Two top executives left the global investment bank less than a year after being appointed to be in charge of the new crypto-centred unit, which was introduced in June 2021 within Citi’s wealth management unit.

On his social media post, Kriete mentioned that he plans to commit himself full-time to build a new crypto firm but did not elaborate further details. Girasole also disclosed his departure via social media LinkedIn, saying that he and Kriete intend to establish their own blockchain-related venture. The two executives stated that they would reveal more details about the new business venture in the coming weeks.

Prior to being tapped to serve as co-head of the digital assets group, Girasole was a senior vice president and president portfolio manager for Citi in Manhattan and Stanford and also held several investment positions.

Also, before Kriete was named co-head of digital assets at Citi, he held senior vice president and vice president roles in investments at the bank.

Girasole talked about his departure and said: “After 7 years, I am leaving Citi in order to start my own venture in the digital asset space. It was at Citi where my passion for digital assets began, culminating in the opportunity to lead the effort to bring this new asset class to their Global Wealth franchise.

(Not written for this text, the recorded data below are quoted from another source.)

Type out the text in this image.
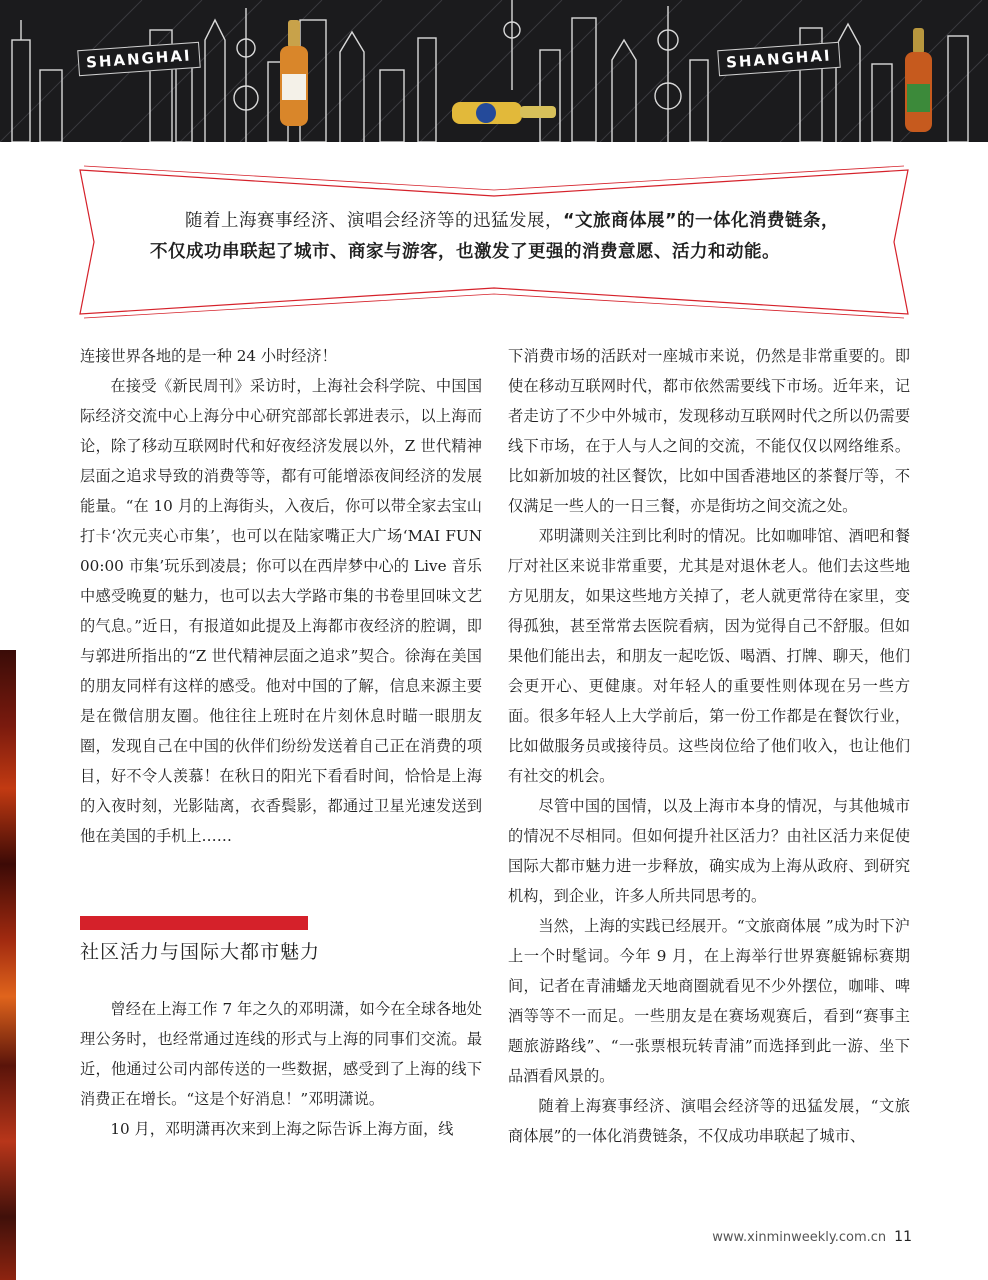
SHANGHAI	SHANGHAI
随着上海赛事经济、演唱会经济等的迅猛发展，“文旅商体展”的一体化消费链条，不仅成功串联起了城市、商家与游客，也激发了更强的消费意愿、活力和动能。

连接世界各地的是一种 24 小时经济！

在接受《新民周刊》采访时，上海社会科学院、中国国际经济交流中心上海分中心研究部部长郭进表示，以上海而论，除了移动互联网时代和好夜经济发展以外，Z 世代精神层面之追求导致的消费等等，都有可能增添夜间经济的发展能量。“在 10 月的上海街头，入夜后，你可以带全家去宝山打卡‘次元夹心市集’，也可以在陆家嘴正大广场‘MAI FUN 00:00 市集’玩乐到凌晨；你可以在西岸梦中心的 Live 音乐中感受晚夏的魅力，也可以去大学路市集的书卷里回味文艺的气息。”近日，有报道如此提及上海都市夜经济的腔调，即与郭进所指出的“Z 世代精神层面之追求”契合。徐海在美国的朋友同样有这样的感受。他对中国的了解，信息来源主要是在微信朋友圈。他往往上班时在片刻休息时瞄一眼朋友圈，发现自己在中国的伙伴们纷纷发送着自己正在消费的项目，好不令人羡慕！在秋日的阳光下看看时间，恰恰是上海的入夜时刻，光影陆离，衣香鬓影，都通过卫星光速发送到他在美国的手机上……

社区活力与国际大都市魅力

曾经在上海工作 7 年之久的邓明潇，如今在全球各地处理公务时，也经常通过连线的形式与上海的同事们交流。最近，他通过公司内部传送的一些数据，感受到了上海的线下消费正在增长。“这是个好消息！”邓明潇说。

10 月，邓明潇再次来到上海之际告诉上海方面，线

下消费市场的活跃对一座城市来说，仍然是非常重要的。即使在移动互联网时代，都市依然需要线下市场。近年来，记者走访了不少中外城市，发现移动互联网时代之所以仍需要线下市场，在于人与人之间的交流，不能仅仅以网络维系。比如新加坡的社区餐饮，比如中国香港地区的茶餐厅等，不仅满足一些人的一日三餐，亦是街坊之间交流之处。

邓明潇则关注到比利时的情况。比如咖啡馆、酒吧和餐厅对社区来说非常重要，尤其是对退休老人。他们去这些地方见朋友，如果这些地方关掉了，老人就更常待在家里，变得孤独，甚至常常去医院看病，因为觉得自己不舒服。但如果他们能出去，和朋友一起吃饭、喝酒、打牌、聊天，他们会更开心、更健康。对年轻人的重要性则体现在另一些方面。很多年轻人上大学前后，第一份工作都是在餐饮行业，比如做服务员或接待员。这些岗位给了他们收入，也让他们有社交的机会。

尽管中国的国情，以及上海市本身的情况，与其他城市的情况不尽相同。但如何提升社区活力？由社区活力来促使国际大都市魅力进一步释放，确实成为上海从政府、到研究机构，到企业，许多人所共同思考的。

当然，上海的实践已经展开。“文旅商体展 ”成为时下沪上一个时髦词。今年 9 月，在上海举行世界赛艇锦标赛期间，记者在青浦蟠龙天地商圈就看见不少外摆位，咖啡、啤酒等等不一而足。一些朋友是在赛场观赛后，看到“赛事主题旅游路线”、“一张票根玩转青浦”而选择到此一游、坐下品酒看风景的。

随着上海赛事经济、演唱会经济等的迅猛发展，“文旅商体展”的一体化消费链条，不仅成功串联起了城市、

www.xinminweekly.com.cn 11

I am proud of the foundation we set and will cheer their future success.”

Meanwhile, Kriete also commented about the development and stated: “After 11 years at Citi, I have decided to take on a new challenge and will be leaving the firm. Over five years ago, my personal interest and subsequent writing about blockchain-enabled digital assets (yes, “crypto”) led to an amazing network of colleagues across Citi businesses, external companies, and interested clients, and at this time I will be taking on a new challenge professionally by creating a new company in this space.”

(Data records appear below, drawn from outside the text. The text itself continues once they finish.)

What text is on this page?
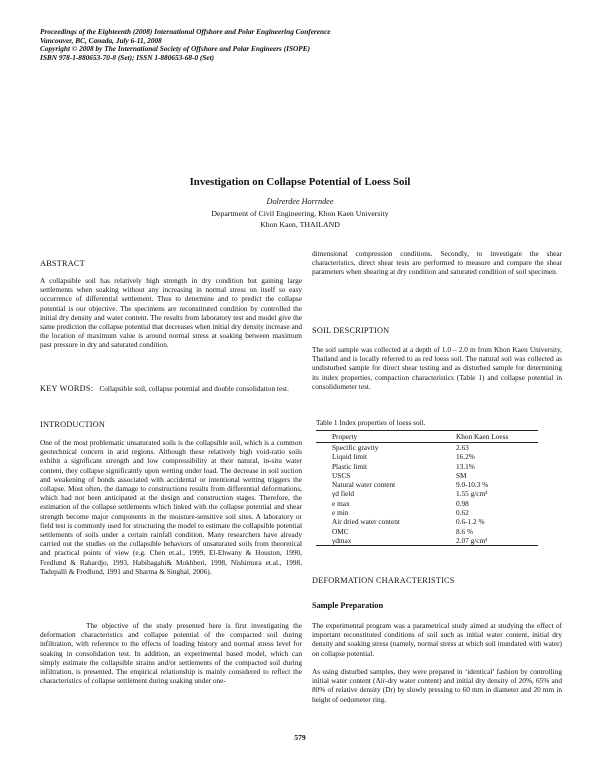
Proceedings of the Eighteenth (2008) International Offshore and Polar Engineering Conference
Vancouver, BC, Canada, July 6-11, 2008
Copyright © 2008 by The International Society of Offshore and Polar Engineers (ISOPE)
ISBN 978-1-880653-70-8 (Set); ISSN 1-880653-68-0 (Set)
Investigation on Collapse Potential of Loess Soil
Dolrerdee Horrndee
Department of Civil Engineering, Khon Kaen University
Khon Kaen, THAILAND
ABSTRACT

A collapsible soil has relatively high strength in dry condition but gaining large settlements when soaking without any increasing in normal stress on itself so easy occurrence of differential settlement. Thus to determine and to predict the collapse potential is our objective. The specimens are reconstituted condition by controlled the initial dry density and water content. The results from laboratory test and model give the same prediction the collapse potential that decreases when initial dry density increase and the location of maximum value is around normal stress at soaking between maximum past pressure in dry and saturated condition.

KEY WORDS: Collapsible soil, collapse potential and double consolidation test.
INTRODUCTION

One of the most problematic unsaturated soils is the collapsible soil, which is a common geotechnical concern in arid regions. Although these relatively high void-ratio soils exhibit a significant strength and low compressibility at their natural, in-situ water content, they collapse significantly upon wetting under load. The decrease in soil suction and weakening of bonds associated with accidental or intentional wetting triggers the collapse. Most often, the damage to constructions results from differential deformations, which had not been anticipated at the design and construction stages. Therefore, the estimation of the collapse settlements which linked with the collapse potential and shear strength become major components in the moisture-sensitive soil sites. A laboratory or field test is commonly used for structuring the model to estimate the collapsible potential settlements of soils under a certain rainfall condition. Many researchers have already carried out the studies on the collapsible behaviors of unsaturated soils from theoretical and practical points of view (e.g. Chen et.al., 1999, El-Ehwany & Houston, 1990, Fredlund & Rahardjo, 1993, Habibagahi& Mokhberi, 1998, Nishimura et.al., 1998, Tadepalli & Fredlund, 1991 and Sharma & Singhal, 2006).

The objective of the study presented here is first investigating the deformation characteristics and collapse potential of the compacted soil during infiltration, with reference to the effects of loading history and normal stress level for soaking in consolidation test. In addition, an experimental based model, which can simply estimate the collapsible strains and/or settlements of the compacted soil during infiltration, is presented. The empirical relationship is mainly considered to reflect the characteristics of collapse settlement during soaking under one-

dimensional compression conditions. Secondly, to investigate the shear characteristics, direct shear tests are performed to measure and compare the shear parameters when shearing at dry condition and saturated condition of soil specimen.

SOIL DESCRIPTION

The soil sample was collected at a depth of 1.0 – 2.0 m from Khon Kaen University, Thailand and is locally referred to as red loess soil. The natural soil was collected as undisturbed sample for direct shear testing and as disturbed sample for determining its index properties, compaction characteristics (Table 1) and collapse potential in consolidometer test.

Table 1 Index properties of loess soil.
Property	Khon Kaen Loess
Specific gravity	2.63
Liquid limit	16.2%
Plastic limit	13.1%
USCS	SM
Natural water content	9.0-10.3 %
γd field	1.55 g/cm³
e max	0.98
e min	0.62
Air dried water content	0.6-1.2 %
OMC	8.6 %
γdmax	2.07 g/cm³
DEFORMATION CHARACTERISTICS
Sample Preparation

The experimental program was a parametrical study aimed at studying the effect of important reconstituted conditions of soil such as initial water content, initial dry density and soaking stress (namely, normal stress at which soil inundated with water) on collapse potential.

As using disturbed samples, they were prepared in ‘identical’ fashion by controlling initial water content (Air-dry water content) and initial dry density of 20%, 65% and 80% of relative density (Dr) by slowly pressing to 60 mm in diameter and 20 mm in height of oedometer ring.

579
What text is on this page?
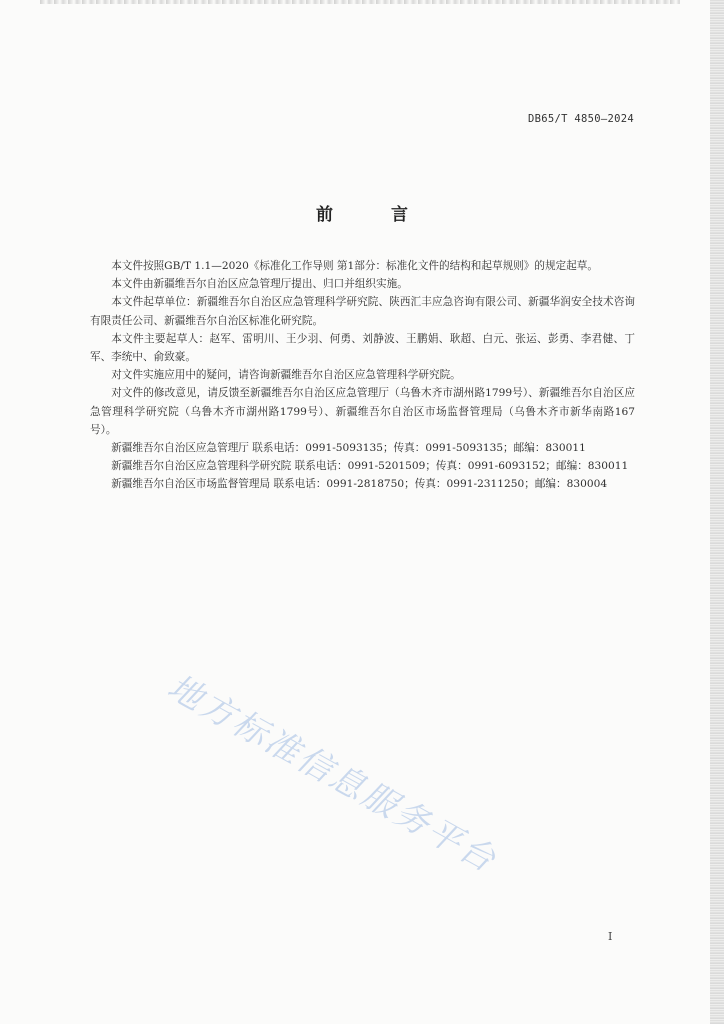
DB65/T 4850—2024
前 言

本文件按照GB/T 1.1—2020《标准化工作导则 第1部分：标准化文件的结构和起草规则》的规定起草。

本文件由新疆维吾尔自治区应急管理厅提出、归口并组织实施。

本文件起草单位：新疆维吾尔自治区应急管理科学研究院、陕西汇丰应急咨询有限公司、新疆华润安全技术咨询有限责任公司、新疆维吾尔自治区标准化研究院。

本文件主要起草人：赵军、雷明川、王少羽、何勇、刘静波、王鹏娟、耿超、白元、张运、彭勇、李君健、丁军、李统中、俞致豪。

对文件实施应用中的疑问，请咨询新疆维吾尔自治区应急管理科学研究院。

对文件的修改意见，请反馈至新疆维吾尔自治区应急管理厅（乌鲁木齐市湖州路1799号）、新疆维吾尔自治区应急管理科学研究院（乌鲁木齐市湖州路1799号）、新疆维吾尔自治区市场监督管理局（乌鲁木齐市新华南路167号）。

新疆维吾尔自治区应急管理厅 联系电话：0991-5093135；传真：0991-5093135；邮编：830011

新疆维吾尔自治区应急管理科学研究院 联系电话：0991-5201509；传真：0991-6093152；邮编：830011

新疆维吾尔自治区市场监督管理局 联系电话：0991-2818750；传真：0991-2311250；邮编：830004

地方标准信息服务平台
I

The Crypto Economy Continues Attracting Top Wall Street Talents

Girasole and Kriete are not the only Citigroup executives that have departed the hallowed halls of traditional finance to embrace the rough and tumble world of cryptocurrency.

In March last year, Morgan McKenney, the Chief Operating Officer of Citigroup’s global consumer banking arm and an 18-year veteran of the financial giant, assumed the role of CEO for a firm known as Provenance Blockchain Foundation.

Before starting the CEO position at the blockchain firm, McKenney took a sabbatical from Citi and realized that digital assets are the future of finance. McKenney talked with more than 80 fintech entrepreneurs, venture capitalists, and innovation people, and it became clear for her that digital is disrupting financial services in foundational ways.

Financial services have always been performed through trusted intermediaries, whether telling a broker to sell stocks or instructing the bank to send money. But blockchain is changing the underlying banking infrastructure layer to allow two parties that do not know each other to agree bilaterally and settle such assets in real-time.

In November last year, another former Citi trading executive launched a $1.5 billion fund focused on investing in cryptocurrency infrastructure, blockchain protocols, and virtual worlds. Matt Zhang, an ex-Citi head of structured products trading, launched Hivemind Capital Partners, a $1.5 billion multi-strategy fund to invest in cryptocurrency and blockchain startups. The move by Zhang, a Wall Street veteran with over 14 years of experience, to establish a new crypto venture fund offered further evidence that smart money investors are pivoting to the emerging world of digital assets.